The benefits of our CDN are that your website can be downloaded faster by users around the world. Rather than coming back to a single location in NZ, a user in London only needs download content from Ireland. That may only be a matter of seconds, but for pages with lots of images, that time adds up. 

The only complication of a CDN, is that publishing of new content may take up to 30 seconds during busy times. Please wait 30 seconds after publishing your website via our CMS before worrying about content not publishing to your live website. Please let us know if you do have any publishing issues that take longer than 30 seconds. 

Some other benefits of our CDN service, is that if 1 node goes down, the other nodes will automatically take over. Recently we had a major hardware failure of a crucial component of our system, and this caused about 50% of web traffic to fail for 21 minutes. That failure was a big wake up call, and it pretty much was a real world test of a worst case scenerio. If the same issue happened today, the outage would only have effected only 25% of traffic for a maximum of 10 minutes, and it would have resolved itself without human interaction, by droppnig the failing node. 

All our customer websites are now dynamically served in the following way. 
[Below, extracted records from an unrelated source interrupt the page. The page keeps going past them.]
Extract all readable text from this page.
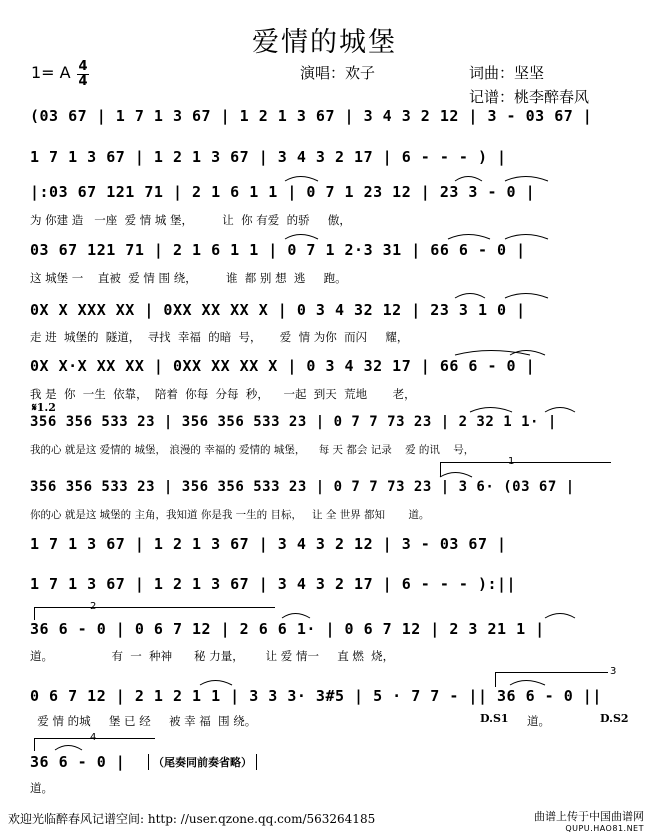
爱情的城堡
1= A 4
4	演唱：欢子	词曲：坚坚
记谱：桃李醉春风
(03 67 | 1 7 1 3 67 | 1 2 1 3 67 | 3 4 3 2 12 | 3 - 03 67 |
1 7 1 3 67 | 1 2 1 3 67 | 3 4 3 2 17 | 6 - - - ) |
|:03 67 121 71 | 2 1 6 1 1 | 0 7 1 23 12 | 23 3 - 0 |
为 你建 造   一座  爱 情 城 堡，        让  你 有爱  的骄     傲，
03 67 121 71 | 2 1 6 1 1 | 0 7 1 2·3 31 | 66 6 - 0 |
这 城堡 一    直被  爱 情 围 绕，        谁  都 别 想  逃     跑。
0X X XXX XX | 0XX XX XX X | 0 3 4 32 12 | 23 3 1 0 |
走 进  城堡的  隧道，  寻找  幸福  的暗  号，     爱  情 为你  而闪     耀，
0X X·X XX XX | 0XX XX XX X | 0 3 4 32 17 | 66 6 - 0 |
我 是  你  一生  依靠，  陪着  你每  分每  秒，    一起  到天  荒地       老，
𝄋1.2
356 356 533 23 | 356 356 533 23 | 0 7 7 73 23 | 2 32 1 1· |
我的心 就是这 爱情的 城堡， 浪漫的 幸福的 爱情的 城堡，    每 天 都会 记录    爱 的讯    号，
1
356 356 533 23 | 356 356 533 23 | 0 7 7 73 23 | 3 6· (03 67 |
你的心 就是这 城堡的 主角，我知道 你是我 一生的 目标，   让 全 世界 都知       道。
1 7 1 3 67 | 1 2 1 3 67 | 3 4 3 2 12 | 3 - 03 67 |
1 7 1 3 67 | 1 2 1 3 67 | 3 4 3 2 17 | 6 - - - ):||
2
36 6 - 0 | 0 6 7 12 | 2 6 6 1· | 0 6 7 12 | 2 3 21 1 |
道。                有  一  种神      秘 力量，      让 爱 情一     直 燃  烧，
3
0 6 7 12 | 2 1 2 1 1 | 3 3 3· 3#5 | 5 · 7 7 - || 36 6 - 0 ||
爱 情 的城     堡 已 经     被 幸 福  围 绕。	D.S1 道。	D.S2
4
36 6 - 0 |
道。
（尾奏同前奏省略）
欢迎光临醉春风记谱空间: http: //user.qzone.qq.com/563264185	曲谱上传于中国曲谱网
QUPU.HAO81.NET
  1. Four different DNS servers around the globe will provide an IP address for the closest web server in the fastest possible time. 
  2. Multiple web servers, in four different geographical locations will serve that content in the fastest possible time, being the server closest to the user. If one node fails for any reason, the other nodes will automatically take over. 
  3. 2+ different application servers will serve the dynamic requests, such as site search and shopping carts. If one machine fails, the other will take over. If server load increases, more application servers will make themselves available to handle requests automatically. 
  4. Our core database is hosted in a multi A/Z environment. Meaning that we have a 2nd copy of our database on warm standby should the primary instance fail. This is an extremely unlikely event, but should it occur, our backup database will be up and running within seconds or minutes with very little loss of data. Most importantly, the redundant machine will be up and running without human intervention, day or night. 

Please compare the above infrastructure with your typical smaller web hosting company. A typical small open source web hosting company will host hundreds or thousands of websites on a single virtual private server (VPS). If there is a failure of the VPS, or more likely, a failure of your database, it may require human intervention to resolve the issue. Perhaps your web designer is asleep, or on a plane, or a bus. Perhaps she/he needs to restore your database from backups. This will be doable, but it might be 1+ hours before they are working on the restoration, and another hour before they have restored your data, and restarted their web servers. Your data might be missing a whole day of sales data. 2 hours is a long time to have an outage.

When comparing hosting companies please consider how they will handle your worst case scenerio. Is it better to spend less than 50cents a day for lousy web hosting, or $1 a day for robust web hosting... Both amounts are too cheap for you to consider anything but the very best hosting infrastructure.